(For an idealized view of what the Obama Administration might mean for Hawaii's renewable energy industry, click here.)
Search engines, do your stuff: Obama, Hawaii, solar, wind, biomass, geothermal, ocean thermal energy conversion (OTEC), oil dependence, vulnerable. That should do it.
Search engines, do your stuff: Obama, Hawaii, solar, wind, biomass, geothermal, ocean thermal energy conversion (OTEC), oil dependence, vulnerable. That should do it.
Senator Barack Obama (aka Barry to some folks here) is in town during a week of strong trade winds, and Hawaii Energy Options may never have a better chance to snare some attention for Hawaii’s bid to be a renewable energy model.
The Honolulu Advertiser does its part today for the Senator’s Sunday morning reading by summarizing the state’s renewable alternatives as it highlights wind energy development around the state. Wind is said to already supply 9 percent of Maui’s electricity, with more on the way. The hills behind Kahuku on Oahu’s north shore are targeted for two farms that would put a slight dent in the island’s oil dependency. But every little bit helps, right?
Which gives us yet another opportunity to tout OTEC as the energy game-changer for the islands. The tropical ocean around Hawaii has all the stored energy the island chain needs to replace fossil fuel generation for electric power. (If you’re new to island energy issues and know nothing about OTEC, thanks for visiting and please study up. Google’s a big asset, and we’ve posted a good deal here about OTEC, since it's why we started the blog in the first place.)
Obama Talk Story
Here’s what we’d discuss with the born-and-raised-here presidential candidate if we had a few moments of his time:
• Federal energy programs and top-down pressure to eliminate oil as a fuel to generate electricity in the United States by the end of your second term in 2016 would be a spectacular achievement for your Administration – both for oil dependency and climate change issues.
• It’s an achievable goal, the accomplishment of which would position one of the states – your home state – as a model for aggressive renewable energy development for the planet.
• Hawaii is the nation’s most oil-dependent state and generates 78 percent of its electricity by burning the high-priced import, according to the Advertiser story. (This blog previously pegged it at 77.2 percent.)
• Hawaii can’t wait until 2030 to achieve 70-percent reliance on renewables for its energy needs. That’s the target set by Republican administrations in Washington and Honolulu in the Hawaii Clean Energy Initiative. The goal is too conservative, Senator, and the imperative to get off oil here is too great to be satisfied with it.
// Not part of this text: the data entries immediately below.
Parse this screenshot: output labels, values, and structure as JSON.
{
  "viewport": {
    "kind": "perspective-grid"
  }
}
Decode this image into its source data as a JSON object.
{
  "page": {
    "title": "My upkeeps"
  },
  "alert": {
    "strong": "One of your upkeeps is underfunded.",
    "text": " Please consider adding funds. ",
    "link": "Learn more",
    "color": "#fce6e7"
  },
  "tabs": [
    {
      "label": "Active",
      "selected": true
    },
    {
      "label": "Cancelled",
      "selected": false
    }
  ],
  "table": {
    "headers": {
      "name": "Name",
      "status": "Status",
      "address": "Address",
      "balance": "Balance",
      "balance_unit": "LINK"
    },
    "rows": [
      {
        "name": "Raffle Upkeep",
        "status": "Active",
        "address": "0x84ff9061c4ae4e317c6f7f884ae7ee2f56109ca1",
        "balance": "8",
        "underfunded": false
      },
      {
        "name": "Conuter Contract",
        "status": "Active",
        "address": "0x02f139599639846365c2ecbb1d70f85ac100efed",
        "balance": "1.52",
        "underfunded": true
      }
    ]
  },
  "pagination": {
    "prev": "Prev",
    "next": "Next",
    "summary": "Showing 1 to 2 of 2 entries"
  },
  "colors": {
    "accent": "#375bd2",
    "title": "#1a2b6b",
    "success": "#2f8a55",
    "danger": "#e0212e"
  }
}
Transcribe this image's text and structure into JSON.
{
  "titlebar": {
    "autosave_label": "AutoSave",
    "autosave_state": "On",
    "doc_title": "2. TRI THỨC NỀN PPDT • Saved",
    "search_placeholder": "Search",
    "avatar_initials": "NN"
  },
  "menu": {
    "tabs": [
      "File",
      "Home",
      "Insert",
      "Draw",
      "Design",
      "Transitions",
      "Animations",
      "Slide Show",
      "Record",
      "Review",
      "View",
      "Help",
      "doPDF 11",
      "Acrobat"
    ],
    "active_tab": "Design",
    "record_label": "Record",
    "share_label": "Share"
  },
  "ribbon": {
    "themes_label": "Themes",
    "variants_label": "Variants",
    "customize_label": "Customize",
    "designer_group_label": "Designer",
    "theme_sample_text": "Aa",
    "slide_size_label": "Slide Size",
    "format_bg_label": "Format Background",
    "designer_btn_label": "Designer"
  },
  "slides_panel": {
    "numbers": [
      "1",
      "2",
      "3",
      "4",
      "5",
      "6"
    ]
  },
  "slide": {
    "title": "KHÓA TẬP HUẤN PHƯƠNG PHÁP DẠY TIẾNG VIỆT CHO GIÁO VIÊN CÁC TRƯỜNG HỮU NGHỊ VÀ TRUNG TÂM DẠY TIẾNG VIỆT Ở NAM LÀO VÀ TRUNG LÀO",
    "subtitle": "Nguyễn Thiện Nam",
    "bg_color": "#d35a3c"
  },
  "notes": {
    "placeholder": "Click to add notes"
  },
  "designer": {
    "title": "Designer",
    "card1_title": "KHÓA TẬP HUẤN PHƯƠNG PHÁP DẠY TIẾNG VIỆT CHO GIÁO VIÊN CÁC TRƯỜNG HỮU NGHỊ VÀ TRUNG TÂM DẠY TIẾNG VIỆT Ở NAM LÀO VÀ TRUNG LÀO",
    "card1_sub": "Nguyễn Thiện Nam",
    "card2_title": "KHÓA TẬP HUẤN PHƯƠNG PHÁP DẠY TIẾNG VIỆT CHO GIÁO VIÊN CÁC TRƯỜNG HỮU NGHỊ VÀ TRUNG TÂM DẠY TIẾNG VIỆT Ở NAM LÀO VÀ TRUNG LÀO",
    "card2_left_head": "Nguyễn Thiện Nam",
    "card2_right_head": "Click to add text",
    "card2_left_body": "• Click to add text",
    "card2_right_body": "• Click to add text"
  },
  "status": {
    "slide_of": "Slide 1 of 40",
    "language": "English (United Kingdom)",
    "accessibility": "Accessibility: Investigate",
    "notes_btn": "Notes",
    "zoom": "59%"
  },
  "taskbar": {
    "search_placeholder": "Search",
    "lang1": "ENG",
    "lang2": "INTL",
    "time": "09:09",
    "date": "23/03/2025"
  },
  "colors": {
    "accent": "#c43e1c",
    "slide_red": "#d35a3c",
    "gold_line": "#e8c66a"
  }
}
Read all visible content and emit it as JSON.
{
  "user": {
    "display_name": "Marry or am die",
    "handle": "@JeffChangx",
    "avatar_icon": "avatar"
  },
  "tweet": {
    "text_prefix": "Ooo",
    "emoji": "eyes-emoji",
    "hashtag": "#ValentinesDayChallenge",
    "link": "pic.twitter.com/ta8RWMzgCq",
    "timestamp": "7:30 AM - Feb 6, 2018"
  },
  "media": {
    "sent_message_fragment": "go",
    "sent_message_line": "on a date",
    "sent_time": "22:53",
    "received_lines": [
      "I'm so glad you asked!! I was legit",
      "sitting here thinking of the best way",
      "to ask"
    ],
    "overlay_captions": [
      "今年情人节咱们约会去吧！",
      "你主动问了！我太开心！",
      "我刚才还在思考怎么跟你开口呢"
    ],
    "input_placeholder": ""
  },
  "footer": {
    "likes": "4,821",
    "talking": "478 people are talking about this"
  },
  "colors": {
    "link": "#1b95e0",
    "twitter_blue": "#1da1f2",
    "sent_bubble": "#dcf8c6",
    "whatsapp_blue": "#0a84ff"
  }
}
• America needs an exportable technological expertise to offset her diminishing stature in the field. OTEC can be the bridge to a hydrogen economy, as well as a source of electricity and fresh water for the planet’s most isolated society, your beloved Hawaii, and populations elsewhere in desperate need of energy and water.
We could go on, but we’d have only enough time to get out that much. We wish the Senator an enjoyable vacation here, with some energy education thrown in.
Energy for Lanai
A column in the Advertiser today written by Lanai residents asks the “what’s in it for me” question regarding David Murdock’s ambitious plan to build a 300-megawatt Windfarm on their island and ship the power via undersea cable to Oahu.
It’s worth reading – and so, we suggeest, are the Lanai-related early posts to this blog when we suggested OTEC could be the key to Lanai becoming a truly green, fossil-fuel-free island within a few short years.
Among the residents’ concerns is the potential loss of a large chunk of their island to the Murdock project. A floating OTEC plant with underwater transmission cables to Lanai would have no land impact as it supplied electricity for all the island’s needs (think plug-in vehicles), as well as vast quantities of fresh water each day that would be piped ashore.
First Lanai, then Hawaii, then the nation, and then…… Welcome home to the possibilities, Senator.